The method of Verwoerd et al. (1989) was used to extract RNA from control and treatment Arabidopsis cell cultures. Stocks of total RNAs were prepared to a final concentration of 1 μg μL⁻¹ for subsequent microarray analysis. The procedures for the microarray analysis followed the recommendations of the manufacturer (Affymetrix GeneChip Expression Analysis Technical Manual, Affymetrix, Santa Clara, CA) and were largely performed at the UCI DNA MicroArray Facility (University of California, Irvine). Quality of total RNA samples was assessed by electrophoretic separation of a small aliquot of each sample on a RNA lab-on-a-chip (Caliper Technologies, Mountain View, CA) with subsequent analysis on an Agilent Bioanalyzer 2100 (Agilent Technologies, Palo Alto, CA). Double-stranded cDNAs were generated using the SuperScript Double-Stranded cDNA synthesis kit (Invitrogen, Carlsbad, CA) and T7-(dT)₂₄ oligonucleotide primers, which contained a sequence recognized by T7 RNA polymerase. Generation of biotin-tagged cRNA from an in vitro transcription reaction was accomplished using a BioArray HighYield RNA transcript labeling kit (Enzo Diagnosis, New York). Labeled cRNA (15 μg) was fragmented to the size of 35 to 200 bases, and then 10 μg of the fragments were hybridized to the Affymetrix Arabidopsis ATH1 whole genome array for 16 h at 45°C with rotation. After hybridization the arrays were washed and stained with streptavidin-phycoerythrin on an Affymetrix Fluidics Station 400 and then scanned with a GeneArray Scanner (Hewlett-Packard, Palo Alto, CA). The results were quantified and analyzed using MicroArray Suite 5.0 software (Affymetrix) using default values (scaling, target signal = 500; normalization, all probe sets; parameters, all set at default values).

Quantitative PCR

Labeling for quantitative PCR was performed with the Brilliant SYBR Green QPCR core reagent kit (Stratagene, La Jolla, CA).
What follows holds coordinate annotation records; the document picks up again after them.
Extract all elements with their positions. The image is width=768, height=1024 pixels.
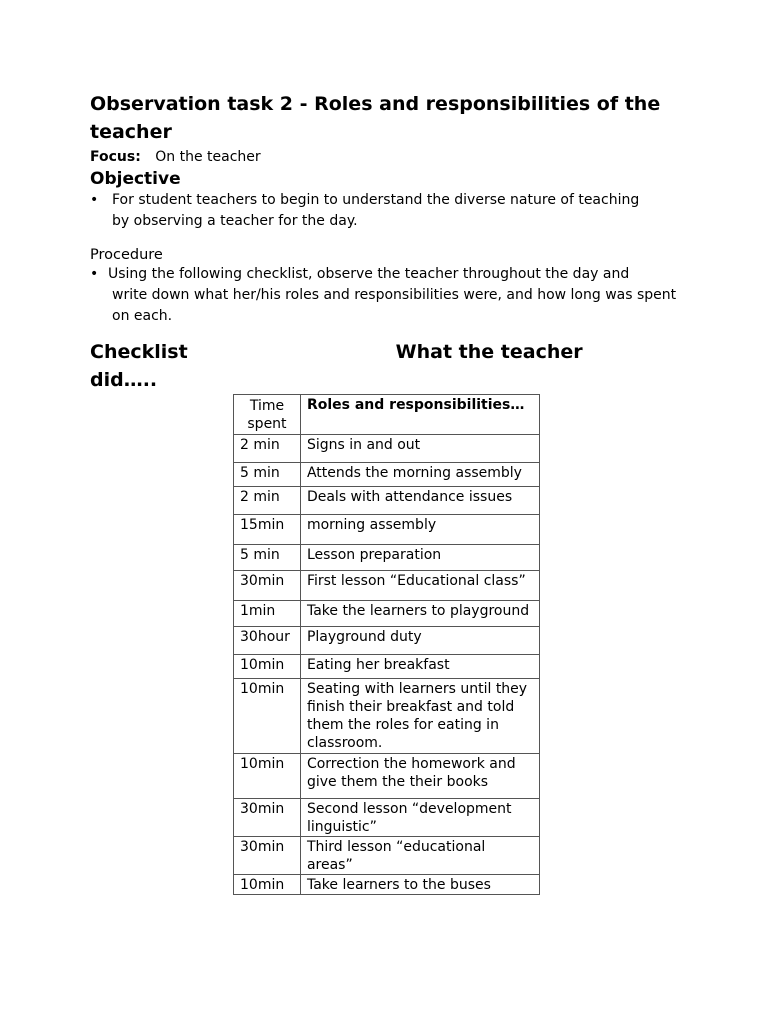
checklist-heading — [90, 338, 650, 394]
header-roles: Roles and responsibilities… — [300, 395, 539, 435]
table-row — [234, 601, 540, 627]
table-row — [234, 875, 540, 895]
time-cell: 30min — [234, 571, 301, 601]
objective-text: For student teachers to begin to understand the diverse nature of teaching by observing a teacher for the day. — [112, 192, 640, 229]
role-cell: Take the learners to playground — [300, 601, 539, 627]
procedure-heading: Procedure — [90, 247, 163, 263]
time-cell: 30min — [234, 799, 301, 837]
procedure-list-item — [90, 264, 680, 327]
procedure-text — [90, 264, 680, 327]
time-cell: 5 min — [234, 545, 301, 571]
table-row — [234, 571, 540, 601]
table-row — [234, 435, 540, 463]
time-cell: 10min — [234, 679, 301, 754]
role-cell: Signs in and out — [300, 435, 539, 463]
table-row — [234, 679, 540, 754]
time-cell: 30hour — [234, 627, 301, 655]
focus-value: On the teacher — [155, 149, 261, 165]
time-cell: 2 min — [234, 487, 301, 515]
role-cell: Eating her breakfast — [300, 655, 539, 679]
role-cell: Third lesson “educational areas” — [300, 837, 539, 875]
procedure-text-line2: write down what her/his roles and responsibilities were, and how long was spent on each. — [112, 287, 677, 324]
focus-line — [90, 148, 261, 166]
table-row — [234, 799, 540, 837]
role-cell: Take learners to the buses — [300, 875, 539, 895]
time-cell: 10min — [234, 655, 301, 679]
checklist-heading-right: What the teacher — [395, 341, 583, 363]
checklist-heading-wrap: did….. — [90, 369, 158, 391]
procedure-text-line1: Using the following checklist, observe the teacher throughout the day and — [108, 266, 630, 282]
role-cell: morning assembly — [300, 515, 539, 545]
document-title: Observation task 2 - Roles and responsibilities of the teacher — [90, 93, 661, 143]
table-row — [234, 754, 540, 799]
role-cell: Lesson preparation — [300, 545, 539, 571]
role-cell: Correction the homework and give them the their books — [300, 754, 539, 799]
time-cell: 30min — [234, 837, 301, 875]
objective-heading: Objective — [90, 169, 181, 189]
table-row — [234, 463, 540, 487]
time-cell: 1min — [234, 601, 301, 627]
time-cell: 5 min — [234, 463, 301, 487]
table-row — [234, 655, 540, 679]
role-cell: Deals with attendance issues — [300, 487, 539, 515]
table-row — [234, 515, 540, 545]
role-cell: First lesson “Educational class” — [300, 571, 539, 601]
bullet-icon: • — [90, 192, 99, 208]
header-time-spent: Time spent — [234, 395, 301, 435]
table-row — [234, 487, 540, 515]
table-header-row — [234, 395, 540, 435]
role-cell: Seating with learners until they finish their breakfast and told them the roles for eating in classroom. — [300, 679, 539, 754]
checklist-heading-left: Checklist — [90, 341, 188, 363]
table-row — [234, 545, 540, 571]
role-cell: Playground duty — [300, 627, 539, 655]
bullet-icon: • — [90, 266, 99, 282]
objective-list-item — [90, 190, 650, 232]
table-row — [234, 627, 540, 655]
time-cell: 2 min — [234, 435, 301, 463]
time-cell: 15min — [234, 515, 301, 545]
table-row — [234, 837, 540, 875]
role-cell: Second lesson “development linguistic” — [300, 799, 539, 837]
time-cell: 10min — [234, 875, 301, 895]
roles-table — [233, 394, 540, 895]
role-cell: Attends the morning assembly — [300, 463, 539, 487]
time-cell: 10min — [234, 754, 301, 799]
focus-label: Focus: — [90, 149, 141, 165]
Primers for each gene were designed using Primer Express software (Applied Biosystems, Foster City, CA). Genes and their primers were: AtMAPK3, 5′-gacagagttgcttggcacacc, 5′-gctaagggctgacgtggga; ZAT11, 5′-gagattttcttcgtttcaagccc, 5′-ttcacatctttctgctcaacgg; TINY-like, 5′-cggaaagctctagttcggagc, 5′-ttgaccagactcgagagctgg; β-1,3-glucanase, 5′-ttcaggaaggtctcgactacgc, 5′-accaccaaaattacacgtgcc; callose synthase (At3g07160), 5′-tctttctattgcgtgtgcttgg, 5′-ggaaggtcgacacaaaaggg; callose synthase (At4g03550), 5′-attcaggtcgggaagggac, 5′-cggtacacatctcggctgag; and actin 2/7, 5′-ctcatgaagattctcactgag, 5′-acaacagatagttcaattccca. Quantitative PCR was performed using ABI PRISM7700 Sequence Detection System (Applied Biosystems). Relative quantitation was done by the standard curve method with standard curves generated for both the target genes and the actin standard.